Client Engagement

Some consultants struggle to get themselves and their customers out of a transactional mind-set. Engagement as a pursuit strategy seeks to accomplish just that.

Engagement Defined

At the consulting level, customer engagement can be defined as gaining traction within business teams, program offices, and most importantly, executive suites. Client companies are also starting to think about this kind of interactive involvement.

Customer Engagement has four components:

1. involvement

2. interaction

3. intimacy

4. influence

The Goal

The goal is for both you and your customer to recognize that value comes not just from transactions but also from the actions people take to influence others. Using the engagement concept, you get a holistic appreciation of your customers’ actions. Once engagement takes hold, marketing becomes a series of conversations between trusted allies.

Measuring Engagement

The behavioral actions supporting the components of engagement—involvement, interaction, intimacy, and influence—can be measured:

  • “Involvement” looks at frequency of customer visits, time spent, and issues covered.
  • “Interaction” looks at customer comments, quantity/frequency of meetings, conversations, and written communication.
  • “Intimacy” tracks sentiment, confidences, and opinions expressed by customers.
  • “Influence” assesses likelihood to recommend, brand affinity, and number of referrals.

It can be a challenge to find the right mix for each individual’s level of engagement. You need to develop an engagement index, which shows some of the how’s and why’s. Since engagement is not transactional, you need to understand whether and how someone is engaging, and use that knowledge to determine the behaviors on your part that are most likely to influence customer decision-making regarding service purchase.

Developing Customer Advocacy

Customers who advocate for the firm are an invaluable asset. Advocacy only happens when consultants create opportunities for customers to become advocates. Once the consulting firm understands that customers are a primary channel for influencing each other to buy—particularly in the instance of intra-enterprise purchases—the result should be an increasing level of value-added interaction.

Emotional connection—the value beyond just the cash-for-products exchange—is what creates an advocate.

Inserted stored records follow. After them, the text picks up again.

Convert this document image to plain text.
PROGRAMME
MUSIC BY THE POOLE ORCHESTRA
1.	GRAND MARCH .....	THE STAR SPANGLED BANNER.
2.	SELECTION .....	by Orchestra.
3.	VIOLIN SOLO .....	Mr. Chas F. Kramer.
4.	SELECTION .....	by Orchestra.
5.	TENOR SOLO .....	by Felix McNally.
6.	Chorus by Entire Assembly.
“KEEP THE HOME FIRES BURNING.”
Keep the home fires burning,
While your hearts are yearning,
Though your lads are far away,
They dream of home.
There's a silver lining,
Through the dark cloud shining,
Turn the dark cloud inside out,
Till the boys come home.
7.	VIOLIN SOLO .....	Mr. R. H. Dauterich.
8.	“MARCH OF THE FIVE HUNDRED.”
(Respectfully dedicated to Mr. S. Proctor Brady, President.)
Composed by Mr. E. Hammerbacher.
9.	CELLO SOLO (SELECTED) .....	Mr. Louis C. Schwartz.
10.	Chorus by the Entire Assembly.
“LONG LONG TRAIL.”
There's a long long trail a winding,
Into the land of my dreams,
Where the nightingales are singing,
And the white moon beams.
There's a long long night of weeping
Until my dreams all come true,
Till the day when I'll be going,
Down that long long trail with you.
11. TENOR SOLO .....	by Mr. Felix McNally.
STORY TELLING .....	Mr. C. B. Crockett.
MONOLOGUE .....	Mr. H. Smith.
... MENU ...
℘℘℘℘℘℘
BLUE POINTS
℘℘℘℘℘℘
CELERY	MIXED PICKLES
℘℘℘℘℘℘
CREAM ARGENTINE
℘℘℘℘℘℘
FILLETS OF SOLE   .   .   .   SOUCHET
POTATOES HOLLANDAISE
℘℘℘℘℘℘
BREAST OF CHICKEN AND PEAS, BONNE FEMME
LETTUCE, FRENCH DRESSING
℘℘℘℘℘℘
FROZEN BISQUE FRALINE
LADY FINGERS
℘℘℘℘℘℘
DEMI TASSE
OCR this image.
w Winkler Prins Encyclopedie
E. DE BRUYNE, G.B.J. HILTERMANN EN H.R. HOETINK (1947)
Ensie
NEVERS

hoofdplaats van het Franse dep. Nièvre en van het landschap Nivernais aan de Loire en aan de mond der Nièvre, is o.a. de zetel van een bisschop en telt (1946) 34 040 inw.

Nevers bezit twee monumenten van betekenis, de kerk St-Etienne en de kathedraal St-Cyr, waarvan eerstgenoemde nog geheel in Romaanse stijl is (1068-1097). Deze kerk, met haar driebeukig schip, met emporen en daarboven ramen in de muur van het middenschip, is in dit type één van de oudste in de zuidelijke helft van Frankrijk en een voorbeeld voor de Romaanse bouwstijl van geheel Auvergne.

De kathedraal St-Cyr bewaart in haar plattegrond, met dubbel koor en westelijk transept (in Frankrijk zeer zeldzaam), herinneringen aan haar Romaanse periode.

Advocacy happens because your services are meaningful to talk about and to recommend, beyond just getting a task done. That requires a trusting relationship, focused on issues.

Turning Customer Engagement Into Action

An emotional connection makes the customer more likely to decide in our favor based on intangible perceptions such as loyalty, trust, and confidence.

It’s useful for our purposes to categorize customers as binary decision-makers who buy with one of two distinct personalities. One is the indifferent-objective personality, where the customer perceives the service purchase as a task, and shops to get the best tradeoff between price and convenience. In this instance there is very little emotional involvement and virtually no brand loyalty.

The other customer personality—the one we want to create and do business with—is engaged-emotional. This customer type advocates for your services because doing so is meaningful and valuable to them.

This is the advantage of engagement: turning customer involvement into advocacy and engaged-emotional decision making in favor of our services.

Engagement Case Histories

Hewlett-Packard has an engagement strategy designed to build trust and advocacy. HP’s style in this instance can be described as very up close and personal. HP showcases proposed solutions over a two- to three-day period, giving visiting customer executives a chance to see prototypes of custom solutions before committing to a contract. This high-touch, hands-on experience creates the kind of in-house influencer on the client side needed to move from proposal to purchase. “Customers have said at the end of the sessions that they don’t feel they have been sold HP, but that they are sold on HP,” says the director of the program in EMEA.

TiVo uses a broader approach by turning some of its most knowledgeable customers into trusted experts who assist the wider customer base. It’s able to capitalize on the strong connection its customers make with the way the product changes the television experience. “We still have very much a word-of-mouth kind of product,” says TiVo’s manager of customer service, “but because more and more DVR products have come onto the market, we have to have evangelistic people who will help us sell over other DVRs.”

The company’s strategy is to invite select TiVo enthusiasts to become support all-stars providing valuable support and influence for new customers and TiVo prospects for a specified period; there’s now a waiting list of advocates to fill slots as they become available.